A OpenAI fechou um acordo com o Pentágono esta semana. O ChatGPT será agora utilizado em uma rede não classificada chamada genai.mil. Essa rede já alcança mais de 3 milhões de funcionários em todo o Departamento de Defesa.
Como parte do acordo, a OpenAI removeu muitas de suas restrições de uso habituais. Ainda existem algumas limitações, mas o Pentágono conseguiu a maior parte do que queria.
Um porta-voz da empresa afirmou que qualquer expansão para uso confidencial exigiria um novo acordo. O Google e a xAI de Elon Musk já fizeram acordos semelhantes no passado.
As negociações com a Anthropic não têm sido fáceis. Os líderes da empresa disseram ao Pentágono que não querem que sua tecnologia seja usada para miramatic ou espionagem de pessoas dentro dos EUA.
Apesar de Claude já estar sendo usado em algumas missões de segurança nacional, os executivos da empresa estão resistindo. Em um comunicado, um porta-voz disse:
"A Anthropic está empenhada em proteger a liderança dos Estados Unidos em IA e em ajudar o governo americano a combater ameaças estrangeiras, dando aos nossos militares acesso às capacidades de IA mais avançadas."
Disseram que Claude já está em uso e que a empresa continua trabalhando em estreita colaboração com o que agora é chamado de Departamento de Guerra. Odent Donald Trump ordenou recentemente que o Departamento de Defesa adotasse esse nome, mas o Congresso ainda precisa aprová-lo.
Enquanto tudo isso acontece, vários pesquisadores dessas empresas estão abandonando seus empregos.
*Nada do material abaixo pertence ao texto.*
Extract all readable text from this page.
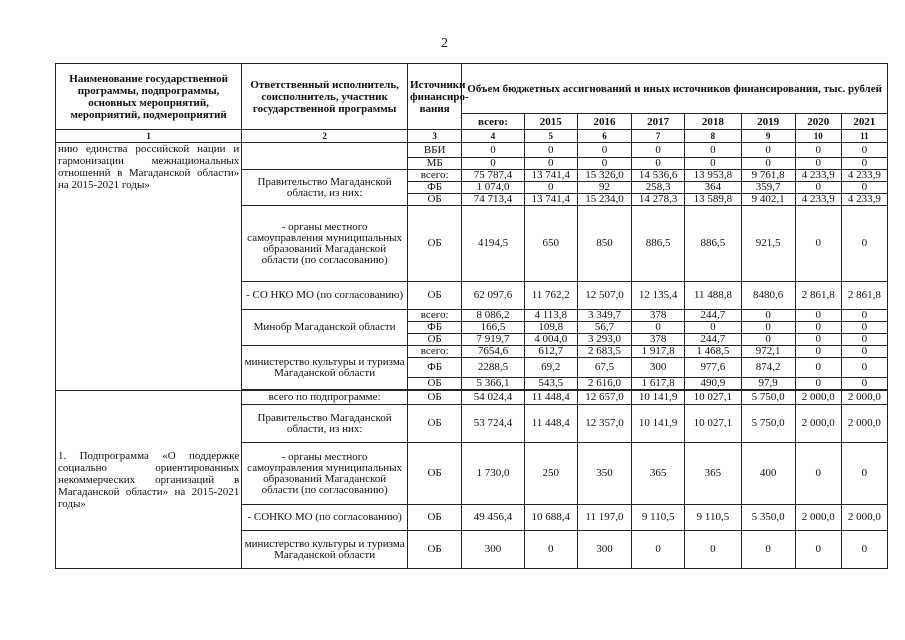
2
Наименование государственной программы, подпрограммы, основных мероприятий, мероприятий, подмероприятий	Ответственный исполнитель, соисполнитель, участник государственной программы	Источники финансиро-вания	Объем бюджетных ассигнований и иных источников финансирования, тыс. рублей							
			всего:	2015	2016	2017	2018	2019	2020	2021
1	2	3	4	5	6	7	8	9	10	11
нию единства российской нации и гармонизации межнациональных отношений в Магаданской области» на 2015-2021 годы»		ВБИ	0	0	0	0	0	0	0	0
		МБ	0	0	0	0	0	0	0	0
	Правительство Магаданской области, из них:	всего:	75 787,4	13 741,4	15 326,0	14 536,6	13 953,8	9 761,8	4 233,9	4 233,9
		ФБ	1 074,0	0	92	258,3	364	359,7	0	0
		ОБ	74 713,4	13 741,4	15 234,0	14 278,3	13 589,8	9 402,1	4 233,9	4 233,9
	- органы местного самоуправления муниципальных образований Магаданской области (по согласованию)	ОБ	4194,5	650	850	886,5	886,5	921,5	0	0
	- СО НКО МО (по согласованию)	ОБ	62 097,6	11 762,2	12 507,0	12 135,4	11 488,8	8480,6	2 861,8	2 861,8
	Минобр Магаданской области	всего:	8 086,2	4 113,8	3 349,7	378	244,7	0	0	0
		ФБ	166,5	109,8	56,7	0	0	0	0	0
		ОБ	7 919,7	4 004,0	3 293,0	378	244,7	0	0	0
	министерство культуры и туризма Магаданской области	всего:	7654,6	612,7	2 683,5	1 917,8	1 468,5	972,1	0	0
		ФБ	2288,5	69,2	67,5	300	977,6	874,2	0	0
		ОБ	5 366,1	543,5	2 616,0	1 617,8	490,9	97,9	0	0

1. Подпрограмма «О поддержке социально ориентированных некоммерческих организаций в Магаданской области» на 2015-2021 годы»	всего по подпрограмме:	ОБ	54 024,4	11 448,4	12 657,0	10 141,9	10 027,1	5 750,0	2 000,0	2 000,0
	Правительство Магаданской области, из них:	ОБ	53 724,4	11 448,4	12 357,0	10 141,9	10 027,1	5 750,0	2 000,0	2 000,0
	- органы местного самоуправления муниципальных образований Магаданской области (по согласованию)	ОБ	1 730,0	250	350	365	365	400	0	0
	- СОНКО МО (по согласованию)	ОБ	49 456,4	10 688,4	11 197,0	9 110,5	9 110,5	5 350,0	2 000,0	2 000,0
	министерство культуры и туризма Магаданской области	ОБ	300	0	300	0	0	0	0	0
Um dos principais pesquisadores de salvaguardas da Anthropic disse: "O mundo está em perigo", ao se demitir. Um pesquisador da OpenAI também saiu, afirmando que a tecnologia tem "potencial para manipular usuários de maneiras que não temos ferramentas para entender, muito menos para prevenir"
Algumas das pessoas que estão saindo não estão fazendo isso discretamente. Elas estão alertando que as coisas estão acontecendo rápido demais e que os riscos estão sendo ignorados. Zoë Hitzig, que trabalhou na OpenAI por dois anos, pediu demissão esta semana.
Em um ensaio, ela disse ter "sérias reservas" sobre como a empresa planeja inserir anúncios. Ela também afirmou que o ChatGPT armazena dados privados das pessoas, como "medos relacionados à saúde, problemas de relacionamento, crenças sobre Deus e a vida após a morte"
Ela disse que esse é um grande problema porque as pessoas confiam no chatbot e não acham que ele tenha segundas intenções.
Quase simultaneamente, o site de tecnologia Platformer noticiou que a OpenAI extinguiu sua equipe de alinhamento de missão. Esse grupo havia sido criado em 2024 para garantir que o objetivo da empresa de construir IA que ajude toda a humanidade realmente fizesse sentido.